A moment later both men were hastening for a certain Doctor Mayne, whom they knew. He lived not far away, and from him they hoped to be able to hear a few after-details of the case. Fortunately he was at home, and set off at once. The doctor whom the servant had gone to seek had not been in when she arrived at his house, so Doctor Mayne was admitted to the patient at once. But the moment he looked at her he judged her case to be hopeless.
Nor was he mistaken. Poor Wear was, as the housemaid had said, in mortal agony. An hour later she was dead. Annie, though she was tired and heartsick, was with her to the last, rendering what help she could, and wondering all the while if this terrible event could be the accident it was supposed to be. For the woman’s death at this juncture, with Hugh Stavanger’s secret still unbetrayed by her, was so strangely opportune an occurrence that less suspicious natures than Annie’s might easily suspect some of the Stavangers to have had a hand in it.

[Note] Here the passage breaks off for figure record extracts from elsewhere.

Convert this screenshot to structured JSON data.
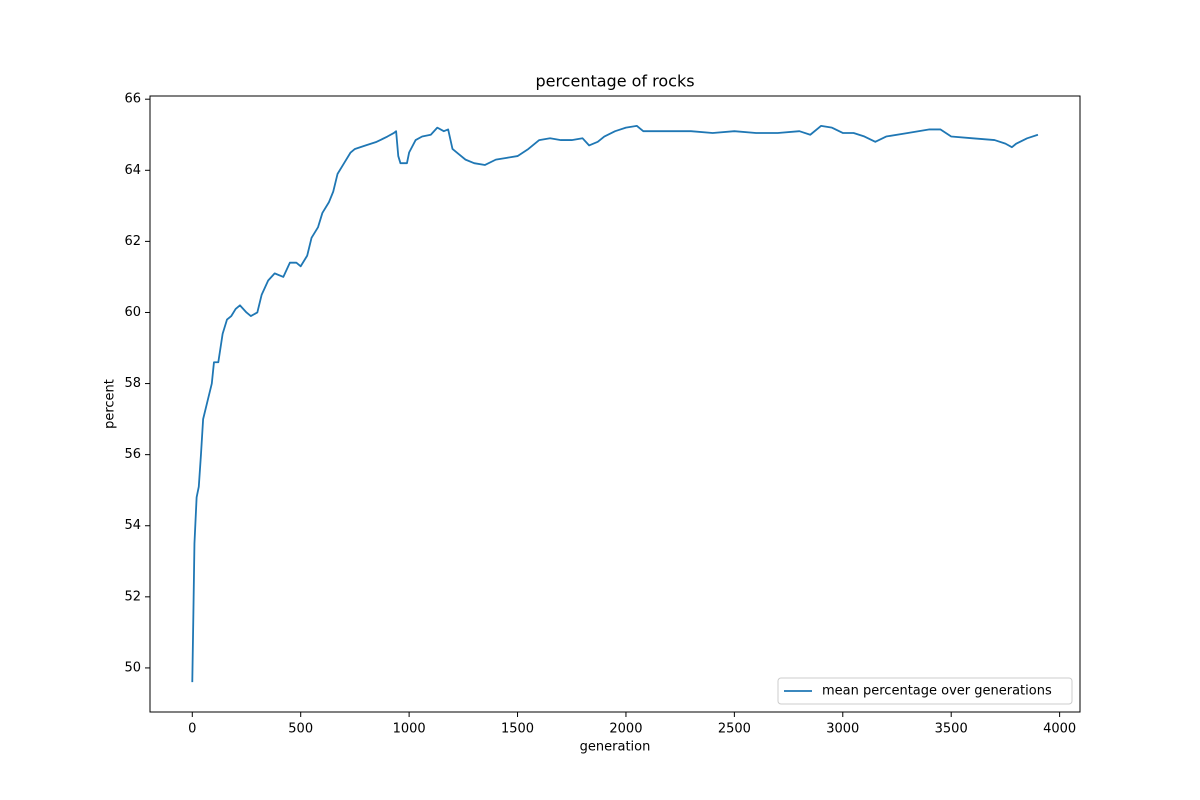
{
  "chart_data": {
    "type": "line",
    "title": "percentage of rocks",
    "x_label": "generation",
    "y_label": "percent",
    "x": [
      0,
      5,
      10,
      20,
      30,
      40,
      50,
      70,
      90,
      100,
      120,
      140,
      160,
      180,
      200,
      220,
      250,
      270,
      300,
      320,
      350,
      380,
      420,
      450,
      480,
      500,
      530,
      550,
      580,
      600,
      630,
      650,
      670,
      700,
      730,
      750,
      800,
      850,
      900,
      930,
      940,
      950,
      960,
      990,
      1000,
      1030,
      1060,
      1100,
      1130,
      1160,
      1180,
      1200,
      1230,
      1260,
      1300,
      1350,
      1400,
      1450,
      1500,
      1550,
      1600,
      1650,
      1700,
      1750,
      1800,
      1830,
      1870,
      1900,
      1950,
      2000,
      2050,
      2080,
      2100,
      2200,
      2300,
      2400,
      2500,
      2600,
      2700,
      2800,
      2850,
      2900,
      2950,
      3000,
      3050,
      3100,
      3150,
      3200,
      3300,
      3400,
      3450,
      3500,
      3600,
      3700,
      3750,
      3780,
      3800,
      3850,
      3900
    ],
    "series": [
      {
        "name": "mean percentage over generations",
        "color": "#1f77b4",
        "values": [
          49.6,
          51.5,
          53.5,
          54.8,
          55.1,
          56,
          57,
          57.5,
          58,
          58.6,
          58.6,
          59.4,
          59.8,
          59.9,
          60.1,
          60.2,
          60,
          59.9,
          60,
          60.5,
          60.9,
          61.1,
          61,
          61.4,
          61.4,
          61.3,
          61.6,
          62.1,
          62.4,
          62.8,
          63.1,
          63.4,
          63.9,
          64.2,
          64.5,
          64.6,
          64.7,
          64.8,
          64.95,
          65.05,
          65.1,
          64.4,
          64.2,
          64.2,
          64.5,
          64.85,
          64.95,
          65,
          65.2,
          65.1,
          65.15,
          64.6,
          64.45,
          64.3,
          64.2,
          64.15,
          64.3,
          64.35,
          64.4,
          64.6,
          64.85,
          64.9,
          64.85,
          64.85,
          64.9,
          64.7,
          64.8,
          64.95,
          65.1,
          65.2,
          65.25,
          65.1,
          65.1,
          65.1,
          65.1,
          65.05,
          65.1,
          65.05,
          65.05,
          65.1,
          65.0,
          65.25,
          65.2,
          65.05,
          65.05,
          64.95,
          64.8,
          64.95,
          65.05,
          65.15,
          65.15,
          64.95,
          64.9,
          64.85,
          64.75,
          64.65,
          64.75,
          64.9,
          65
        ]
      }
    ],
    "xlim": [
      -195,
      4094
    ],
    "ylim": [
      48.76,
      66.09
    ],
    "xticks": [
      0,
      500,
      1000,
      1500,
      2000,
      2500,
      3000,
      3500,
      4000
    ],
    "yticks": [
      50,
      52,
      54,
      56,
      58,
      60,
      62,
      64,
      66
    ],
    "legend": "lower right"
  }
}
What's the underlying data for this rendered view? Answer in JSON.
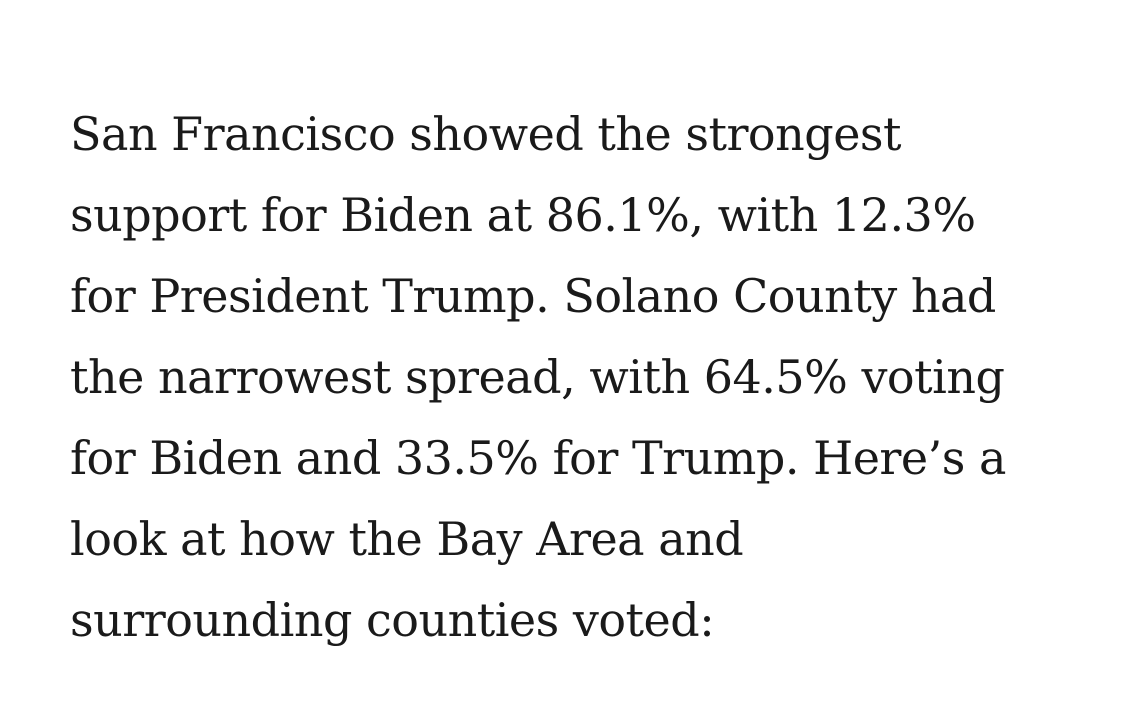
{
  "article": {
    "paragraph": {
      "lines": [
        "San Francisco showed the strongest",
        "support for Biden at 86.1%, with 12.3%",
        "for President Trump. Solano County had",
        "the narrowest spread, with 64.5% voting",
        "for Biden and 33.5% for Trump. Here’s a",
        "look at how the Bay Area and",
        "surrounding counties voted:"
      ]
    }
  }
}
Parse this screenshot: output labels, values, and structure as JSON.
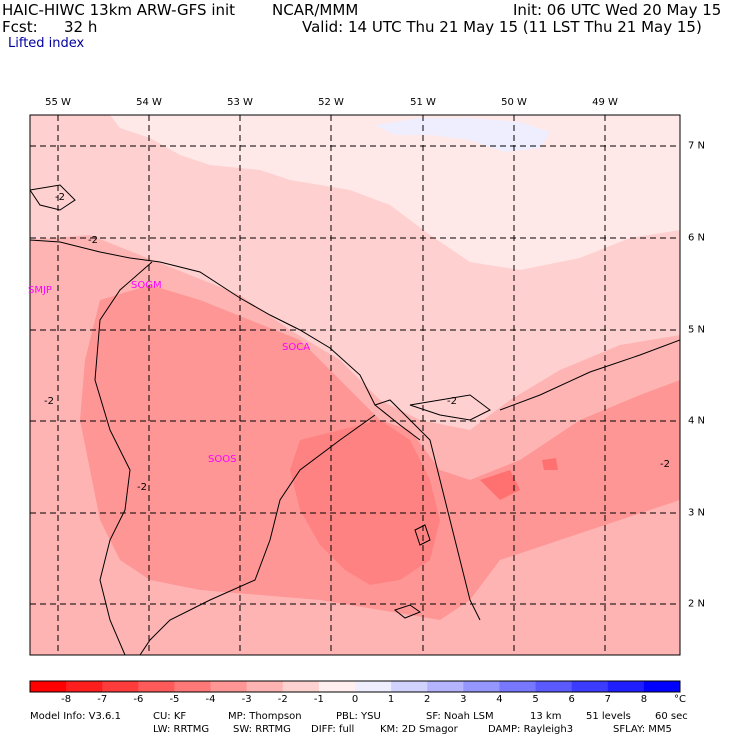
{
  "header": {
    "model_title": "HAIC-HIWC 13km ARW-GFS init",
    "org": "NCAR/MMM",
    "init": "Init: 06 UTC Wed 20 May 15",
    "fcst_label": "Fcst:",
    "fcst_value": "32 h",
    "valid": "Valid: 14 UTC Thu 21 May 15 (11 LST Thu 21 May 15)",
    "field": "Lifted index"
  },
  "axes": {
    "lon_labels": [
      "55 W",
      "54 W",
      "53 W",
      "52 W",
      "51 W",
      "50 W",
      "49 W"
    ],
    "lat_labels": [
      "7 N",
      "6 N",
      "5 N",
      "4 N",
      "3 N",
      "2 N"
    ]
  },
  "stations": [
    "SMJP",
    "SOGM",
    "SOCA",
    "SOOS"
  ],
  "contour_label": "-2",
  "colorbar": {
    "labels": [
      "-8",
      "-7",
      "-6",
      "-5",
      "-4",
      "-3",
      "-2",
      "-1",
      "0",
      "1",
      "2",
      "3",
      "4",
      "5",
      "6",
      "7",
      "8"
    ],
    "unit": "°C",
    "colors": [
      "#ff0000",
      "#ff1e1e",
      "#ff3c3c",
      "#ff5a5a",
      "#ff7878",
      "#ff9696",
      "#ffb4b4",
      "#ffd2d2",
      "#ffefef",
      "#eeeeff",
      "#d2d2ff",
      "#b4b4ff",
      "#9696ff",
      "#7878ff",
      "#5a5aff",
      "#3c3cff",
      "#1e1eff",
      "#0000ff"
    ]
  },
  "footer": {
    "line1": [
      "Model Info: V3.6.1",
      "CU: KF",
      "MP: Thompson",
      "PBL: YSU",
      "SF: Noah LSM",
      "13 km",
      "51 levels",
      "60 sec"
    ],
    "line2": [
      "LW: RRTMG",
      "SW: RRTMG",
      "DIFF: full",
      "KM: 2D Smagor",
      "DAMP: Rayleigh3",
      "SFLAY: MM5"
    ]
  }
}
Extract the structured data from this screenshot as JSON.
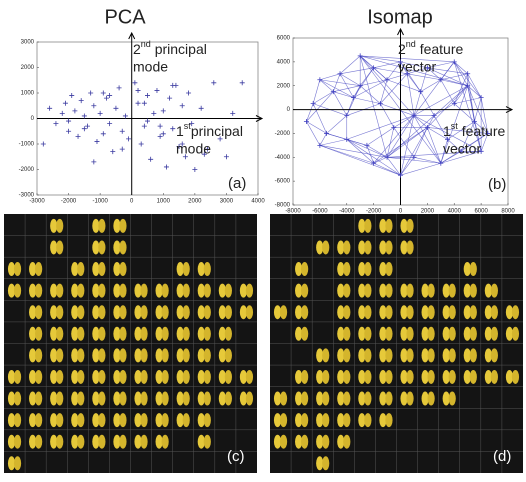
{
  "chart_data": [
    {
      "type": "scatter",
      "title": "PCA",
      "marker": "+",
      "color": "#3a3aa0",
      "x": [
        -2800,
        -2600,
        -2400,
        -2200,
        -2100,
        -2000,
        -1900,
        -1800,
        -1700,
        -1600,
        -1500,
        -1400,
        -1300,
        -1200,
        -1100,
        -1000,
        -900,
        -800,
        -700,
        -600,
        -500,
        -400,
        -300,
        -200,
        -100,
        100,
        200,
        300,
        400,
        500,
        600,
        700,
        800,
        900,
        1000,
        1100,
        1200,
        1300,
        1400,
        1500,
        1600,
        1700,
        1800,
        1900,
        2000,
        2200,
        2400,
        2600,
        2800,
        3000,
        3200,
        3500,
        -1500,
        -900,
        -300,
        400,
        1000,
        1600,
        2300,
        -2000,
        -700,
        500,
        1300,
        -1200,
        200,
        900
      ],
      "y": [
        -1000,
        400,
        -200,
        200,
        600,
        -500,
        900,
        300,
        -700,
        700,
        100,
        -300,
        1000,
        500,
        -900,
        200,
        -600,
        800,
        -200,
        -1300,
        400,
        1200,
        -500,
        100,
        -800,
        1400,
        600,
        -1000,
        -300,
        900,
        -1600,
        200,
        1100,
        -700,
        300,
        -1900,
        800,
        -400,
        1300,
        -1100,
        500,
        -1500,
        1000,
        -200,
        -2000,
        400,
        -1200,
        1400,
        -800,
        -1500,
        200,
        1400,
        -400,
        1000,
        -1200,
        600,
        -600,
        -1000,
        -1400,
        -100,
        900,
        -100,
        1300,
        -1700,
        1100,
        -300
      ],
      "xlim": [
        -3000,
        4000
      ],
      "ylim": [
        -3000,
        3000
      ],
      "xticks": [
        -3000,
        -2000,
        -1000,
        0,
        1000,
        2000,
        3000,
        4000
      ],
      "yticks": [
        -3000,
        -2000,
        -1000,
        0,
        1000,
        2000,
        3000
      ],
      "annotations": [
        {
          "lead": "2",
          "sup": "nd",
          "rest": " principal",
          "line2": "mode"
        },
        {
          "lead": "1",
          "sup": "st",
          "rest": "principal",
          "line2": "mode"
        }
      ],
      "panel_label": "(a)"
    },
    {
      "type": "network",
      "title": "Isomap",
      "marker": "+",
      "color": "#4040c0",
      "x": [
        -7000,
        -6500,
        -6000,
        -5500,
        -5000,
        -4500,
        -4000,
        -3500,
        -3000,
        -2500,
        -2000,
        -1500,
        -1000,
        -500,
        0,
        500,
        1000,
        1500,
        2000,
        2500,
        3000,
        3500,
        4000,
        4500,
        5000,
        5500,
        6000,
        6500,
        -6000,
        -4000,
        -2000,
        0,
        2000,
        4000,
        6000,
        -3000,
        -1000,
        1000,
        3000,
        5000
      ],
      "y": [
        -1000,
        500,
        2500,
        -2000,
        1500,
        3000,
        -500,
        1000,
        2000,
        -3000,
        3500,
        500,
        2500,
        -1500,
        4000,
        3000,
        -4000,
        1500,
        3500,
        -500,
        2500,
        -2500,
        500,
        -3500,
        3000,
        -1000,
        1000,
        -2000,
        -3000,
        -2500,
        -4500,
        -5500,
        -1500,
        4000,
        -3500,
        4500,
        -4000,
        -500,
        -4500,
        2000
      ],
      "xlim": [
        -8000,
        8000
      ],
      "ylim": [
        -8000,
        6000
      ],
      "xticks": [
        -8000,
        -6000,
        -4000,
        -2000,
        0,
        2000,
        4000,
        6000,
        8000
      ],
      "yticks": [
        -8000,
        -6000,
        -4000,
        -2000,
        0,
        2000,
        4000,
        6000
      ],
      "annotations": [
        {
          "lead": "2",
          "sup": "nd",
          "rest": " feature",
          "line2": "vector"
        },
        {
          "lead": "1",
          "sup": "st",
          "rest": " feature",
          "line2": "vector"
        }
      ],
      "panel_label": "(b)"
    }
  ],
  "panels": [
    {
      "label": "(c)"
    },
    {
      "label": "(d)"
    }
  ]
}
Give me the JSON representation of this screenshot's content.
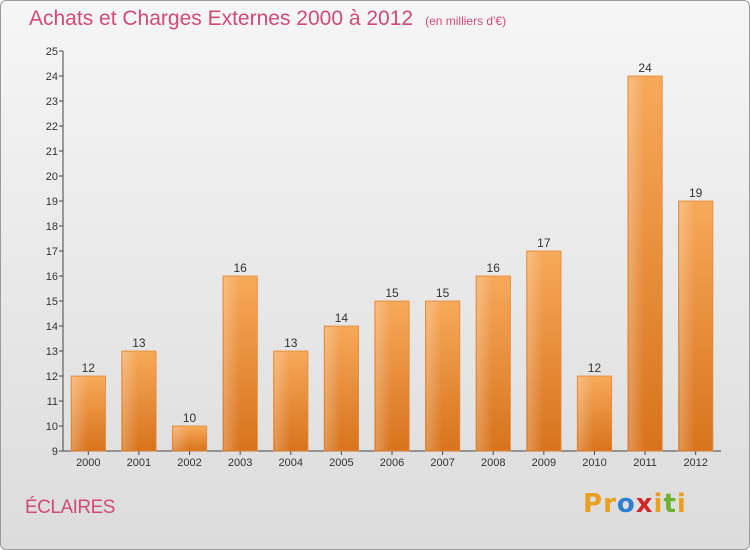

Wear was known to be rather fond of an occasional drink of Hollands. On her box in her room was found a gin bottle, from which she had evidently been drinking. But the bottle contained no gin, but a deadly poison sometimes used for disinfecting purposes. How this happened to be in an unlabelled bottle, and how Wear happened to mistake it for gin, are mysteries which have never been elucidated, and never will be now. The dead woman can reveal neither of these secrets, nor that other one which was so important to the people in whose house she died.
It was about eleven o’clock when this event occurred.
Meanwhile our two watchers were in a great state of anxiety and suspense, which was not lessened when Doctor Mayne, surprised to see them there still when he left the house, told them that all was over.